ADNI studies have shown that people who are β-amyloid positive or have a small hippocampal volume, or carry an APOE ε4 allele are at a higher risk for AD.[9] Therefore, clinical trial participants can be selected using these criteria. (39). Moreover, use of the selection strategy can reduce the number of participants required to detect a treatment effect over feasible trial (for example 3 years).

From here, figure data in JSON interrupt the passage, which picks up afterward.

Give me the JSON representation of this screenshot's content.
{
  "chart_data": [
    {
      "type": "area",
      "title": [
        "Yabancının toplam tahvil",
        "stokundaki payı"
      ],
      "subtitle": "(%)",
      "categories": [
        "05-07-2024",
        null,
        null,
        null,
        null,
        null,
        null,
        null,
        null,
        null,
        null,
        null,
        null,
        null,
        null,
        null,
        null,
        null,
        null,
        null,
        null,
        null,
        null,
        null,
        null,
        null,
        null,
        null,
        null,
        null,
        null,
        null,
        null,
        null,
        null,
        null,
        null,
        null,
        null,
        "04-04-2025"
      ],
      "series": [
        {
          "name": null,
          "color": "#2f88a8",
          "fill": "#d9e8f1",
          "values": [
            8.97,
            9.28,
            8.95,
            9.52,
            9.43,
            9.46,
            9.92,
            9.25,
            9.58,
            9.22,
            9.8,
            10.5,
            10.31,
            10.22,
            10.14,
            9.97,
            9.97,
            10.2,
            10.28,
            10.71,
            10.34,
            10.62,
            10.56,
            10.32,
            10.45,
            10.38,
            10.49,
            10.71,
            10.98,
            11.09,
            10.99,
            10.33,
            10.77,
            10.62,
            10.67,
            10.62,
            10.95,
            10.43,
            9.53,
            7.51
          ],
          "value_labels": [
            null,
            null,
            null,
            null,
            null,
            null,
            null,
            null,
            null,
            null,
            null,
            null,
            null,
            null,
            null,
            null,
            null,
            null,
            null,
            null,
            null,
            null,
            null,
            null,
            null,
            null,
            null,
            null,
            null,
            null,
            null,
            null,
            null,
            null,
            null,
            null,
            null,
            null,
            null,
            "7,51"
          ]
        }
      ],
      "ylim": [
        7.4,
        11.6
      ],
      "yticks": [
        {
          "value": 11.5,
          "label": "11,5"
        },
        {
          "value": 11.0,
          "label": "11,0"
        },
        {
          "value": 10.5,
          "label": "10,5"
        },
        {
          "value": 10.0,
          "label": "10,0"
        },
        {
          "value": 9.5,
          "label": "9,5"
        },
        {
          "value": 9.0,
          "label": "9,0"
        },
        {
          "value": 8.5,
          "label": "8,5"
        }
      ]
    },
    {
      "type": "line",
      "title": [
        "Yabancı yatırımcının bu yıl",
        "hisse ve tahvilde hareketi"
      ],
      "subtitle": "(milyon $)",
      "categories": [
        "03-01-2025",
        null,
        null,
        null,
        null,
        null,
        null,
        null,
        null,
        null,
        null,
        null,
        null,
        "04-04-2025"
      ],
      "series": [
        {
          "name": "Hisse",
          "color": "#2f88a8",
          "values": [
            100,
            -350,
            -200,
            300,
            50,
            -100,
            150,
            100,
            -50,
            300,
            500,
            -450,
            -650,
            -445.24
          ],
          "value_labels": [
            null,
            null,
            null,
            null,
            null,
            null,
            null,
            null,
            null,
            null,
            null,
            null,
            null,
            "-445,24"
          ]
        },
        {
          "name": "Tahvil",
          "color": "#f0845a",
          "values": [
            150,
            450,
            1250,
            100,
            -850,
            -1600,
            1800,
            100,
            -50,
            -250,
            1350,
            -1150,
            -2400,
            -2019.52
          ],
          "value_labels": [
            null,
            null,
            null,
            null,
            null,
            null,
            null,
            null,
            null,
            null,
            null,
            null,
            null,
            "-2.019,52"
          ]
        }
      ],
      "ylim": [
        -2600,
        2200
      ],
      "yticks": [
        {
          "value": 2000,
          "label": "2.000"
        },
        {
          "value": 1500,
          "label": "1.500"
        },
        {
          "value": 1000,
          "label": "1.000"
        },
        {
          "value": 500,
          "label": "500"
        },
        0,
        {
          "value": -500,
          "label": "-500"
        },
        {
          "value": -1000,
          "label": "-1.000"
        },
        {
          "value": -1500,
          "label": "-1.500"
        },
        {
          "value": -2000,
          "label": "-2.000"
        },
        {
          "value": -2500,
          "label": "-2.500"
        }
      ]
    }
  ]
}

  1. β-amyloid positivity. Currently, the phase 3 A4 trial testing the anti-amyloid antibody solanezumab, uses β-amyloid positivity to select elderly participants with no outward signs of AD.[41]
  2. Hippocampal volume. Hippocampal volume can differentiate between MCI patients who will go on to develop AD from those who are on different disease pathways. This reduces the number of participants required for effective clinical trials.[42] Hippocampal volume is the first imaging biomarker to be qualified, with the help of ADNI data, by the European Medicines Agency to select patients for clinical trials.[42] ADNI also contributed to the development of a standardized technique to manually measure hippocampal volume from MRI scans for use in clinical trials.[43]
  3. APOE ε4 allele. As this allele is the biggest risk factor for late onset AD, it is commonly used in subject selection.[44]

Outcome measures

In the US, only cognitive tests have been approved as outcome measures for detecting clinical change in AD clinical trials. Studies using ADNI data have helped refine these tests to be more sensitive to very early changes in cognition.[45][46] ADNI is working to develop imaging biomarkers such as various brain atrophy MRI measures as alternative outcome measures to these cognitive tests.[47][48]

Future directions

ADNI-3 will follow current and additional patients with normal cognition, MCI, and AD for a further five years.[7] The approach is unique to the study are:

  1. Use of web-based methods for cognitive assessment of patients in conjunction with the Brain Health Registry.[49]
  2. Use of tau PET imaging to determine how tau tangles are related to amyloid levels and to cognition
  3. Development of tau PET as outcome measure to replace cognitive outcome measures for AD clinical trials
  4. Use of Human Connectome Project MRI techniques to map the effects of AD on brain connectivity
  5. Use of Systems biology approaches to understand AD genetics and its relationship to AD biology
  6. Use of high-powered MRI to detect very early structural brain changes associated with AD in patients with no symptoms.
  7. Development of models to select participants for AD clinical trials using
    Precision medicine
    approaches

Other studies modeled on ADNI

ADNI's organization, funding structures, standardized methodologies, and open datasharing approaches have been used in a number of different studies.

Alzheimer's disease related

Other diseases

  • Parkinson's Progressive Markers Initiative: aims to identify biomarkers for Parkinson's disease progression and to improve clinical trials for Parkinson's disease therapies.[51][52]
  • North American Registry for Care and Research in Multiple Sclerosis: aims to track disease progression in Multiple sclerosis, identify new biomarkers, openly share data, and to ultimately improve clinical trials for Multiple sclerosis therapies.[53]
  • Down Syndrome Biomarker Initiative: examines link between Down syndrome and AD.[54]